The lungs are covered on the outer surface by a smooth thin membrane called visceral pleura which is continuous with a similar membrane – the parietal pleura which lines the inner surface of the chest wall. The space between the parietal and the visceral pleura is called the pleural cavity which in normal circumstances is a potential space only. The opposing surfaces of both the pleural membranes on the inside of the pleural cavity are moist so as to allow the smooth expansion of the lungs during breathing.
The pleural cavity is frequently involved in various diseases in which the fluid can accumulate and thus cause compression of the lungs. While dry inflammation of the pleurae is called ‘dry pleurisy’, it is most commonly the ‘wet pleurisy’ or pleurisy with effusion which happens in different diseases. The fluid accumulation in the pleural cavity is called ‘pleural effusion’.
Pleural effusion presents with a sense of heaviness in the chest or chest pain and breathlessness. The degree of breathlessness is directly related to the amount of the fluid in the cavity – the larger the amount, the greater the breathlessness. There may occur other symptoms such as fever, general fatigue and malaise etc.
Pleural effusion can occur in several systemic diseases such as the congestive heart-failure, liver failure due to cirrhosis or chronic kidney failure. Low serum albumin levels due to malnutrition or other diseases can also be responsible for pleural effusion. This type of effusion is generally called ‘transudative’ and often responds to the treatment of the underlying disease. If massive, the fluid may require to be removed.
Pleural effusion due to diseases of the pleura and the lungs is generally ‘exudative’. In India, tuberculosis is the most important cause of pleural effusion. Other lung infections particularly the pneumonias can also cause pleural effusion. Pleural effusion can also occur in various tumours/malignancies of the lungs and/or pleurae. Some other important causes include the connective tissue disorders such as systemic lupus erythematosis and rheumatoid arthritis. Pulmonary thromboembolism i.e. blood clots in the pulmonary arteries can also cause pleural effusion.

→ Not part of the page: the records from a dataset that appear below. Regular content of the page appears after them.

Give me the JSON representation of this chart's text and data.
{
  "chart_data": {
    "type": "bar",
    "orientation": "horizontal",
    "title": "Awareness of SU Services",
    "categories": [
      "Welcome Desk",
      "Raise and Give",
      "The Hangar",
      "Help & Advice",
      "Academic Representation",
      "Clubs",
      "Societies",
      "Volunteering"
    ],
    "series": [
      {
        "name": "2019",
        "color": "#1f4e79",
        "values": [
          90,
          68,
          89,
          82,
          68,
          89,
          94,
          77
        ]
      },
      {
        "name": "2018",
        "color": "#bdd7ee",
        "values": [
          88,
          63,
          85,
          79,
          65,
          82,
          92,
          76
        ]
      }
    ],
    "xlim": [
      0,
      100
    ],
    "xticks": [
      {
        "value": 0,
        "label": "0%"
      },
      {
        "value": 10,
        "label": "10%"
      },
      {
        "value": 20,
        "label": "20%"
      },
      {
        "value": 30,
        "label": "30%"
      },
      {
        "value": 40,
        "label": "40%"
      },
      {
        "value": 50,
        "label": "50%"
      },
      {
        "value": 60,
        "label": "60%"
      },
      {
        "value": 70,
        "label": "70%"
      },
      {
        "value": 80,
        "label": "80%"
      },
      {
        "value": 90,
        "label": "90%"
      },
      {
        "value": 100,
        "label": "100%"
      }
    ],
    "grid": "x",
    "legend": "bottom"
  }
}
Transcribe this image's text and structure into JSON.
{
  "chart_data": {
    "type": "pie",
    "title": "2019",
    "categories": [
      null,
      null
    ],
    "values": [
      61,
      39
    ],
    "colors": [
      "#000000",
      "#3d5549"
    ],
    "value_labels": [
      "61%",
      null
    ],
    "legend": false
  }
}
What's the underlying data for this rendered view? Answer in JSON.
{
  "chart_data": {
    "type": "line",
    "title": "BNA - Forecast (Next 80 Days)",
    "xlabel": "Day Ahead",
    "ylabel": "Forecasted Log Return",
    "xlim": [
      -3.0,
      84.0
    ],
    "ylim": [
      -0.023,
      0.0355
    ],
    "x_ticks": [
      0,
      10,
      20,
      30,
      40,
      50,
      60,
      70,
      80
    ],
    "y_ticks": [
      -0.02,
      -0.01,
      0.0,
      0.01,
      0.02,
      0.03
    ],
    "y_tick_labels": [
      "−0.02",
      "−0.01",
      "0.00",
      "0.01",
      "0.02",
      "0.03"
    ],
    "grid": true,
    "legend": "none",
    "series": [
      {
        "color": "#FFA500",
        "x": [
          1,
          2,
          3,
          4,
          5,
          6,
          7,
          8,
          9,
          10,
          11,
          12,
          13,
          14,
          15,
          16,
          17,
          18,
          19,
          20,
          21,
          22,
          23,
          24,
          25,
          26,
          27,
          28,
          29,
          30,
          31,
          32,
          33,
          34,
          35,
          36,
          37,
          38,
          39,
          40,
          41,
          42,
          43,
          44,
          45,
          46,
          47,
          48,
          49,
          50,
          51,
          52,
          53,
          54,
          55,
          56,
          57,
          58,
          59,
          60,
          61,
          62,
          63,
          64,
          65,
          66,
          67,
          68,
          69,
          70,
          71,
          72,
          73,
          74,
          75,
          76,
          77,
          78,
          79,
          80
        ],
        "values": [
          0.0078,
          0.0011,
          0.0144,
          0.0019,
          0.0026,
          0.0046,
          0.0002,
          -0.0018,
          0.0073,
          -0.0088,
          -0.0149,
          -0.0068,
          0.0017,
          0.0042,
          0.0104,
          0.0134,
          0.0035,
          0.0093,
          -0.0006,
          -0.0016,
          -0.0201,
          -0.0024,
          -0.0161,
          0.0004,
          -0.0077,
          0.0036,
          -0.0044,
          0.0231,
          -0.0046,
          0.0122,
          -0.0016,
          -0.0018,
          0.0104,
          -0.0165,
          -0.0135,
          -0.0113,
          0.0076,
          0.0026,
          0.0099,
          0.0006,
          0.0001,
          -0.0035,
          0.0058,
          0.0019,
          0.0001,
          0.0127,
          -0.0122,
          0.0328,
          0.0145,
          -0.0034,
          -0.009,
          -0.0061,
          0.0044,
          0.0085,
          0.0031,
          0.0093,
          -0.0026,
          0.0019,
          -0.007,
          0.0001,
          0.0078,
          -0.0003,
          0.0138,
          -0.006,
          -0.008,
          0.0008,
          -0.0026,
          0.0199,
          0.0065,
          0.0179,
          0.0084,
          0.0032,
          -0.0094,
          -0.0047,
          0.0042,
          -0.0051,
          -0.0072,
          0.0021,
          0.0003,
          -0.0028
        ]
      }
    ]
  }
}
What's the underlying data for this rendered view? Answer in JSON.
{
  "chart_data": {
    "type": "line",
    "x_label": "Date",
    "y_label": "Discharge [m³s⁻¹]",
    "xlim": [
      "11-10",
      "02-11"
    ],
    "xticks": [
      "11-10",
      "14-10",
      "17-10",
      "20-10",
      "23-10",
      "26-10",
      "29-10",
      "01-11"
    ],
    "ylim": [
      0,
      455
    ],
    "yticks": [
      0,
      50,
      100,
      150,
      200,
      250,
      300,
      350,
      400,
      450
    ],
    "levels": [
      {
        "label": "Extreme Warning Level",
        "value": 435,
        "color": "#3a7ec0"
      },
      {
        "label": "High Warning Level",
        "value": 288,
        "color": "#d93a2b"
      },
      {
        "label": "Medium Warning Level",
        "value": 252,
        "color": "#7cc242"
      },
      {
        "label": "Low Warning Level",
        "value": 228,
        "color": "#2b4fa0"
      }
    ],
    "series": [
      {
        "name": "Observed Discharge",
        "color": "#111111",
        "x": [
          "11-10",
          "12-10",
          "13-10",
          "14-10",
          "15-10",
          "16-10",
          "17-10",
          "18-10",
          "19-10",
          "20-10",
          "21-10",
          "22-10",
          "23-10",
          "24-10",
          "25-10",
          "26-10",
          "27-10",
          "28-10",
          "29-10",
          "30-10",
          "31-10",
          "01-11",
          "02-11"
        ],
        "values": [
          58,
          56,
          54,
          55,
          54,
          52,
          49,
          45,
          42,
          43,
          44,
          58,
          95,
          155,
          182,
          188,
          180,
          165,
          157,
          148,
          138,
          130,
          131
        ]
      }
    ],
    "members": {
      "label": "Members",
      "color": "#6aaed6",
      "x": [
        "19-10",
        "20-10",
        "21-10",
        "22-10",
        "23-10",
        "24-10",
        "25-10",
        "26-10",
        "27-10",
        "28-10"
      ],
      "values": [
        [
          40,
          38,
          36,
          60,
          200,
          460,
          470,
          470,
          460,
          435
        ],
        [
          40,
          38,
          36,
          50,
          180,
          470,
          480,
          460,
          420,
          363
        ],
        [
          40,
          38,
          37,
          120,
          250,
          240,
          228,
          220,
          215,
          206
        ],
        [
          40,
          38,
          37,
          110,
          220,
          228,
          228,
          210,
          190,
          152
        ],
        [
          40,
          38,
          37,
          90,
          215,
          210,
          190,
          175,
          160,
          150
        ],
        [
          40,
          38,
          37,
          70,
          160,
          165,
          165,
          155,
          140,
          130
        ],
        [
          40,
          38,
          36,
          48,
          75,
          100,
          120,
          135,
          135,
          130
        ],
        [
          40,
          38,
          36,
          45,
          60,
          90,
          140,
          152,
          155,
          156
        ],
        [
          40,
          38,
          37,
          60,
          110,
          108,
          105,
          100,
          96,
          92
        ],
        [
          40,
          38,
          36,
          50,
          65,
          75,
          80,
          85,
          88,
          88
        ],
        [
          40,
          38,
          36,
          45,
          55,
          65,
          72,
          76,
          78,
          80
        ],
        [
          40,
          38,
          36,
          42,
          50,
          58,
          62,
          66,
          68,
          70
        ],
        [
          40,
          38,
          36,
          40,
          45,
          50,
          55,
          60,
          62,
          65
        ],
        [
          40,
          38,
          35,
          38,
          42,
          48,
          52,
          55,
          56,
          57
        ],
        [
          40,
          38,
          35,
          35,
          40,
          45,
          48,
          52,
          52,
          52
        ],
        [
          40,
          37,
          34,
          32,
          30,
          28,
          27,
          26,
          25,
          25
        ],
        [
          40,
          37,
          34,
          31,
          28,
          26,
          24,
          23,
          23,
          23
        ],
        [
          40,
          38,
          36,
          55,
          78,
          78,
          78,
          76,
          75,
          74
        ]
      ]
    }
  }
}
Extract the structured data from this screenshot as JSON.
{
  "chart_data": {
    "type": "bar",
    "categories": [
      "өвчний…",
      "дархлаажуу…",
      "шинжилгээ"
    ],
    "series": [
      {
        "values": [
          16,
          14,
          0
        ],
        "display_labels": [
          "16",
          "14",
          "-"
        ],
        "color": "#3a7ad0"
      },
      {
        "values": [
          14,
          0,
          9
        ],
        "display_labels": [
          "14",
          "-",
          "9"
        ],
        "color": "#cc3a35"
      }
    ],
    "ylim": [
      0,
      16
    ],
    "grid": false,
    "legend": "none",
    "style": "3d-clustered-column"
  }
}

Pleural effusion due to malignancies, thromboembolism and occasionally due to other causes may frequently contain blood. Trauma to the chest can also cause bloody pleural effusion i. e. haemothorax. Pus in the pleural cavity called pyothorax (or empyema) can occur following pneumonias or lung abscess.
Diagnosis of pleural effusion, suspected on clinical examination, is confirmed on chest x-ray and/or ultrasound examination. Chest CT scan is required to look into the details of pleural cavity and the lungs for the underlying cause. Fluid aspiration is almost always essential. The various pleural fluid investigations will help to find the cause of effusion.
Management of pleural effusion consists of fluid aspiration and treatment for the underlying cause (such as tuberculosis or malignancies). Management of emphysema requires chest-tube drainage and a relatively prolonged antibiotic therapy. Complicated effusions require to be handled by specialists with skill and expertise. Thoracoscopic and surgical intervention may be required for both the diagnosis and the therapy.